La valutazione delle potenzialità di un sito per l'installazione di pannelli solari richiede l'analisi delle caratteristiche di insolazione e la considerazione di eventuali ombreggiamenti.
Pompe di Calore: Efficienza e Sostenibilità
Le pompe di calore rappresentano una soluzione efficiente per il riscaldamento, il raffrescamento e la produzione di acqua calda sanitaria. Sfruttano l'energia presente nell'ambiente esterno (aria, acqua o terreno) per trasferire calore all'interno dell'edificio.
Q-ton è una pompa di calore MHI che utilizza il refrigerante naturale R744 (CO2) per il riscaldamento e la produzione di acqua calda sanitaria ad alta temperatura. È possibile collegare fino a 16 unità esterne, raggiungendo una potenza massima di 480 kW. Q-ton è ottimizzata anche per impianti di riscaldamento a bassa temperatura fino a 52° C.

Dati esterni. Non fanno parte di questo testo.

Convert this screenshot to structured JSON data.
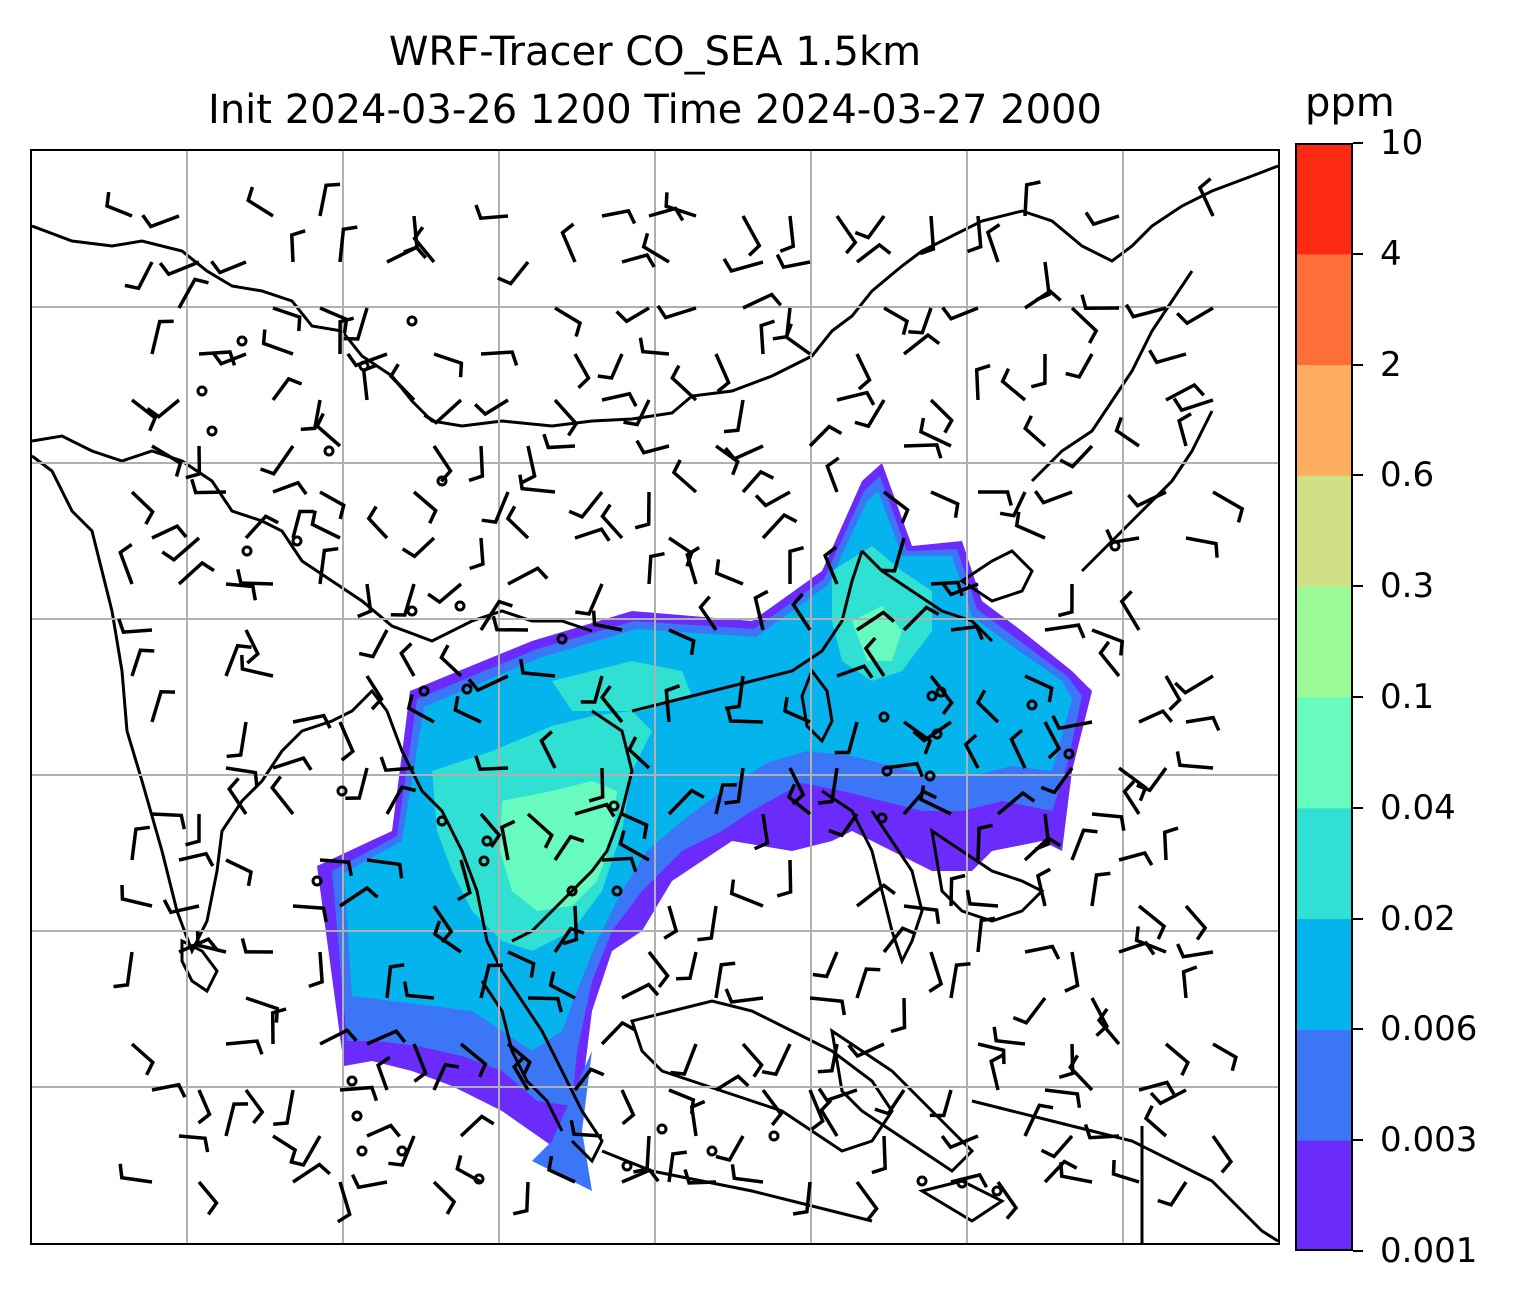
{
  "title": {
    "line1": "WRF-Tracer CO_SEA 1.5km",
    "line2": "Init 2024-03-26 1200 Time 2024-03-27 2000"
  },
  "colorbar": {
    "unit": "ppm",
    "ticks": [
      "0.001",
      "0.003",
      "0.006",
      "0.02",
      "0.04",
      "0.1",
      "0.3",
      "0.6",
      "2",
      "4",
      "10"
    ],
    "colors": [
      "#6a2bfb",
      "#3b76f6",
      "#05b4ec",
      "#2fe0d3",
      "#68fbc0",
      "#9bf998",
      "#cfe085",
      "#fdae5f",
      "#fd6e38",
      "#fc2a15"
    ]
  },
  "map": {
    "layers": [
      "coastlines",
      "country-borders",
      "gridlines",
      "tracer-concentration-shading",
      "wind-barbs",
      "calm-wind-circles"
    ],
    "gridline_color": "#b0b0b0"
  }
}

Daikin offre le pompe di calore Daikin Altherma a bassa temperatura, utilizzate per il riscaldamento, il raffrescamento e la fornitura di acqua calda sanitaria. La serie Daikin Altherma 3 M è la prima unità monoblocco Daikin di terza generazione che utilizza il refrigerante R-32.
Il funzionamento di una pompa di calore si basa su un ciclo termodinamico che prevede l'evaporazione, la compressione, la condensazione e l'espansione di un fluido refrigerante. Questo processo permette di trasferire calore da una fonte a bassa temperatura a un ambiente a temperatura più alta.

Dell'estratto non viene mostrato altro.